Anyone following current news can see that cyber security is an increasing problem for society, from private individuals to government institutions to small and large corporations. Traditional defense of information assets has followed a simplistic perimeter defense sort of thinking, with an incident response team in addition responsible for finding and fixing problems after they have occurred. Modern thinking in security emerging over the last decade has largely left this approach to security because it is very inefficient for protecting our information assets. The current term used for a more holistic view on security management is often referred to as “cyber intelligence”, such as this article at Darkreading.com. Modern thinking around this has emerged by combining developments in software security, criminology, military counter-insurgency tactics and risk management. This change was summed up nicely at the last RSA security summit with one sentence;
There is no perimeter.
The meaning of this is that setting up a defense consisting of firewalls and anti-virus protection is a good thing to do – but by no means is it a solution to all problems; even with these kind of technologies present, breaches are inevitable. Still, many organizations still follow the whack-a-mole-thinking:
- Invest in antivirus and firewall tools
- Buy an intrusion detection system
- If a breach is discovered, disconnect the computer from the network and re-image it to cleanse

There are many reasons why this does not work. Here are three of them; viruses today often mutate from on infection to the next, making signature based AV more or less useless for advanced malware, and most attacks live on the network for extended time before delivering a payload, basically invisible from both users and automated network tools for intrusion detection. Finally, there are always people with legitimate access to the information assets who can be influenced to initiate an attack – knowingly or not (typically this is referred to as social engineering). Basically – you don’t know what hits you before it’s too late.

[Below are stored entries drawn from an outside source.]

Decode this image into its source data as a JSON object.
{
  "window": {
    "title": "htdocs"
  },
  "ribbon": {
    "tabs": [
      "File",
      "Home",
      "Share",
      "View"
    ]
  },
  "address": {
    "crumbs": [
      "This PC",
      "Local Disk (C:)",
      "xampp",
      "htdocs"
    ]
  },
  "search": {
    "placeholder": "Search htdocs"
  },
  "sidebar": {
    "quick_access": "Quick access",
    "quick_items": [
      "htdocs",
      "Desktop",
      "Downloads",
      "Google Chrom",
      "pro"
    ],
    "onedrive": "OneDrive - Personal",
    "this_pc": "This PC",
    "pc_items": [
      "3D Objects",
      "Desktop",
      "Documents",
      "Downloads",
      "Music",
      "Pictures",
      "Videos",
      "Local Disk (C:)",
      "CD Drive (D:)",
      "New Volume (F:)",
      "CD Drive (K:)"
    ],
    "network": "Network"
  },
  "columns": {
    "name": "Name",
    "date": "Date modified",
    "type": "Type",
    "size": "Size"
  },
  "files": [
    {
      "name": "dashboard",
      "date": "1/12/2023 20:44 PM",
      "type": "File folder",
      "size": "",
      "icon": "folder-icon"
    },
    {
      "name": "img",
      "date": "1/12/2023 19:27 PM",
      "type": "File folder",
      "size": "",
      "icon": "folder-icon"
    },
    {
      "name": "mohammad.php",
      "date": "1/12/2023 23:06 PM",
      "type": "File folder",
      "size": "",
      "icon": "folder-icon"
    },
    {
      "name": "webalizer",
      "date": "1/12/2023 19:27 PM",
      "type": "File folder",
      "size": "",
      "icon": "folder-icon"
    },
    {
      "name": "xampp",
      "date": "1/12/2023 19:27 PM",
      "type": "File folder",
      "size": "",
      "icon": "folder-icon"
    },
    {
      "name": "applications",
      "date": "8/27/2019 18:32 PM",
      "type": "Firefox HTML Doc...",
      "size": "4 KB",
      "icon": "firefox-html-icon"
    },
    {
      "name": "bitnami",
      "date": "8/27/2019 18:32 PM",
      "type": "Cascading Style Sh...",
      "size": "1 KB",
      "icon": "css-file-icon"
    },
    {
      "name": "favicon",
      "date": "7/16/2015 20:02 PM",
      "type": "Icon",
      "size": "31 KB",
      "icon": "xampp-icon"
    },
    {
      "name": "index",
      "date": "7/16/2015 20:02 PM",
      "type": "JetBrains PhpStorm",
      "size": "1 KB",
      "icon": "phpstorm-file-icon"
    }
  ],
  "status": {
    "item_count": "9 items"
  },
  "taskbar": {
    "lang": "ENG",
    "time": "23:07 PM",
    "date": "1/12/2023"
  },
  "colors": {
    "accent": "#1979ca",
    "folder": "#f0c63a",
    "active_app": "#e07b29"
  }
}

The worst thing is probably that there is no direct cure. The good news is that you can make your systems much harder targets through good risk management and defense strategies that can help you cope with the threat in a much better way. Following basic risk management thinking can get you a long way by identifying potential weaknesses, threats and vulnerabilities in all parts of your information system lifecycle is the starting point. This means even during development (if it is your software/hardware) or procurement – you need to assess the dangers and find mitigation plans. A mitigation plan should not be simply reactive (whack-the-mole) but rather proactive, such as “how can we minimize the risk such that we think it is acceptable taking both probabilities and consequences into account”? In order to have an informed opinion on this, you need to determine not only what the potential impact of an attack could be, but also the credibility of such an attack. In order to do that, you need to review who the attackers are, how is the outside world affecting the situation, what are the attackers motivations, what are their capabilities, is there a cost-benefit trade-off, and so on. It is from this view the term “cyber intelligence” comes. Having such information at hand, together with a lifecycle oriented mitigation plan, puts you in place to build a resilient organization that is not played out on the sideline easily by the bad guys.